Por lo que sé, los comités de expertos no son otra cosa que profesionales de lo que sea que se reúnen de vez en cuando -tal vez un par de veces a la semana, habitualmente menos, raramente más- para contarse sus cosas, regalarse una buena pitanza y, antes de terminar, si por un casual alguno de ellos les recuerda a los demás que tienen encargado un informe, a lo mejor alguien aporte una idea para apuntarla en un folio y poder decir que la cosa “va avanzando”.

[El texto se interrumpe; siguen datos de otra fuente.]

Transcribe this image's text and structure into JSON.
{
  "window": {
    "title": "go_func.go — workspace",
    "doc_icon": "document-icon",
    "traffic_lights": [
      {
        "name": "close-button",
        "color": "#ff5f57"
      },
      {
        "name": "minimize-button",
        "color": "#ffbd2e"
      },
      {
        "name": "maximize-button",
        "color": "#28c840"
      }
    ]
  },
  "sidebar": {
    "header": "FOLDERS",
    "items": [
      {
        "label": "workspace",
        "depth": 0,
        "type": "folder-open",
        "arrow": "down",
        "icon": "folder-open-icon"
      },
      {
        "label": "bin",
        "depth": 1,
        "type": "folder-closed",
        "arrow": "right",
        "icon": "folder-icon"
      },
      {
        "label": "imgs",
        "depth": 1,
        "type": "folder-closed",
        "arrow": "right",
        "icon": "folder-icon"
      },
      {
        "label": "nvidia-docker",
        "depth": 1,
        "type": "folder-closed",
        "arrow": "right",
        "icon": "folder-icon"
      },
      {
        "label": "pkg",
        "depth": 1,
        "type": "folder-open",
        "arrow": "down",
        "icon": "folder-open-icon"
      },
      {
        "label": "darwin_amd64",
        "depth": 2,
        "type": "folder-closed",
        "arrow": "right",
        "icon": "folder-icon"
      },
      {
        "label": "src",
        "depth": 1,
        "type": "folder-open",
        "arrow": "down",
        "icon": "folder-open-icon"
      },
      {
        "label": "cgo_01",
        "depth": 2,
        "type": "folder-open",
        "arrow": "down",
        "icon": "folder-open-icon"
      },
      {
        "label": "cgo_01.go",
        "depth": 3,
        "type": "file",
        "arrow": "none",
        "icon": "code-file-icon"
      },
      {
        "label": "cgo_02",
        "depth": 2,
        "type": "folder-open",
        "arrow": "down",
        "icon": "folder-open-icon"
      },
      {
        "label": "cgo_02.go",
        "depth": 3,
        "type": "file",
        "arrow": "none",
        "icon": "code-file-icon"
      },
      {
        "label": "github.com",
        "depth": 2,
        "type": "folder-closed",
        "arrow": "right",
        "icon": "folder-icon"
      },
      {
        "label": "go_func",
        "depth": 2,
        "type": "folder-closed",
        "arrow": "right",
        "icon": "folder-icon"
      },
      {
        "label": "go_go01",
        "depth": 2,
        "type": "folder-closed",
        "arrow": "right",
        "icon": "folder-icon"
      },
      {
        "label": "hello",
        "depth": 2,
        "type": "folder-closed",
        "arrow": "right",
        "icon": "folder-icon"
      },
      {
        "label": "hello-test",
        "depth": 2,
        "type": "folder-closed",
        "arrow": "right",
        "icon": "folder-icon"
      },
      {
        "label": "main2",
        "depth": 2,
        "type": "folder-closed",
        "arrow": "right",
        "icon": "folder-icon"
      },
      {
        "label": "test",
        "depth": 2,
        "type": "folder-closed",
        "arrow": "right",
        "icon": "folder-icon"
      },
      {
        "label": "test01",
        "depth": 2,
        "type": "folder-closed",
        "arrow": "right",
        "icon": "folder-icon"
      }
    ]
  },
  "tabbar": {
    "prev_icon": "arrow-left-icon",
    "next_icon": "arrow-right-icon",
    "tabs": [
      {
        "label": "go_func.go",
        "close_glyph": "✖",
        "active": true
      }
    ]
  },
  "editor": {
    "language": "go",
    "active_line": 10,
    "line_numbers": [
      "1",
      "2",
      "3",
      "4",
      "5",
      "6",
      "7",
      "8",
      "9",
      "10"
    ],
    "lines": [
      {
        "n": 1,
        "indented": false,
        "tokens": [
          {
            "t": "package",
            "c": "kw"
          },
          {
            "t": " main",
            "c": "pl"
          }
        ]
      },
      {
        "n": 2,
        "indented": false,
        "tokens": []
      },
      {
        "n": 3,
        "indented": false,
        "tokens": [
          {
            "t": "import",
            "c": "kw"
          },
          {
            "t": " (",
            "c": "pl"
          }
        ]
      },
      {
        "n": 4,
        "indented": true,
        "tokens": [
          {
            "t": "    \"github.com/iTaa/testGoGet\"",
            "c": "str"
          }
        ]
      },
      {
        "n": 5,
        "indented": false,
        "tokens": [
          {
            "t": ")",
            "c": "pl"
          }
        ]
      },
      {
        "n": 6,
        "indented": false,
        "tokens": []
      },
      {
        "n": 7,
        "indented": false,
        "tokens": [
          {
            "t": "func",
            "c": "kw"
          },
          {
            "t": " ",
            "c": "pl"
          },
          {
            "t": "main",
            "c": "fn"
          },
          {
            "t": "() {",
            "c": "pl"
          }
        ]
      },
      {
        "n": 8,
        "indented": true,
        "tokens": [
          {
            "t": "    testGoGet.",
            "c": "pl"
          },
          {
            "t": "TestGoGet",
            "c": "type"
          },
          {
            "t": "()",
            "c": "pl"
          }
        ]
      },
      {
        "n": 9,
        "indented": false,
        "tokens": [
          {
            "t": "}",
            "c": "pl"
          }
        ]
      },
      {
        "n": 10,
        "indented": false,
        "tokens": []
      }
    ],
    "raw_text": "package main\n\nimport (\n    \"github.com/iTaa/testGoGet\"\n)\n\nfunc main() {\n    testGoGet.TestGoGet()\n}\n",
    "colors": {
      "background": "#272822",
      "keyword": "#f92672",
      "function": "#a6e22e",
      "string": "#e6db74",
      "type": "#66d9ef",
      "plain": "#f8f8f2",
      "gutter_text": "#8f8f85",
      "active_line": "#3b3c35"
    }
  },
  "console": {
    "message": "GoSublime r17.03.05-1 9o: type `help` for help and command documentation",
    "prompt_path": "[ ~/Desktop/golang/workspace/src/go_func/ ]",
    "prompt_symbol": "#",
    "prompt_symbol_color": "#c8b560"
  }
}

Los que no encuentran una excusa para no asistir, van a desgana, porque todos tienen sus obligaciones en otro lado y la dichosa reunión no hace más que importunar la agenda. Si hay algún jubilado -un comité de expertos sin jubilados de renombre pierde mucho lustre- también acude a regañadientes, ya que en su caso preferiría estar con los nietos o jugando al dominó.

Sirva toda esa explicación para entender por qué casi siempre un comité de expertos no acaba siendo nada más que una montaña pariendo un ratón. O sea, una pérdida de tiempo.

No podía ser menos el comité de expertos al que el Govern encargó una propuesta para el acuerdo de claridad entre Cataluña y España. Un “acuerdo de claridad” es algo que paradójicamente ya es oscuro desde su propio nombre, algo que desde su nacimiento amenaza con poner más penumbra que luz al problema que sea. Si quiere usted que algo se eternice y que a final nadie entienda un carajo de lo que fuera que se pretendía al inicio, encargue un acuerdo de claridad. Es la mejor forma jamás inventada para impedir la claridad.

Lo que ha conseguido el comité de expertos creado por Pere Aragonès está al alcance de bien pocos comités de expertos: indignar a todo el mundo, desde los más independentistas hasta los más furibundos defensores de la unidad de España. Para ello, ha parido no un ratón, sino cinco. O sea, ha propuesto cinco soluciones diferentes, para que cada cual se pueda indignar con una u otra. Nótese la destreza de dicho comité de expertos, ya que, de haber propuesto solamente una solución, podría quedar alguien, si no molesto, sí por lo menos indiferente a su dictamen.

En cambio, con cinco soluciones distintas, se aseguraba disgustar a absolutamente todo el mundo. Hay que reconocer ahí la pericia del comité de expertos catalán, no muchos otros comités en el mundo hubieran conseguido eso. De ahí -del comité para el acuerdo de claridad- han salido consultas y referéndums para todos los disgustos, para que no quede un solo ciudadano sin ponerlos a caer de un burro.

Han propuesto iniciar reformas constitucionales desde el Parlament, referéndums de “ratificación” -sea eso lo que sea- , preguntar a todos los españoles si quieren que se pregunte en Cataluña -no me digan que no es original lo de preguntar si se puede preguntar- o directamente celebrar un referéndum para la independencia en el que voten todos los españoles, desde Gerona hasta Lanzarote y desde Ibiza hasta Finisterre. Más alguna otra proposición que se me escapa, no puede uno estar en todo. O sea, un montón de papel mojado.

Los comités de expertos sirven para ganar tiempo -cuantos más meses duren sus deliberaciones, mejor-, para que nadie pueda decir que el Govern no trabaja -cómo no va a trabajar, si incluso encarga estudios a esas mentes privilegiadas- y para que los supuestos expertos puedan ausentarse del trabajo o de casa sin tener que dar muchas explicaciones, lo siento, debo irme, me toca reunión del comité de expertos, nos va en ello el futuro de Cataluña.

El único problema es que cuando se dan por terminadas las funciones del comité y éste se disuelve, hay que pensar en alguna excusa para crear otro. En eso estamos.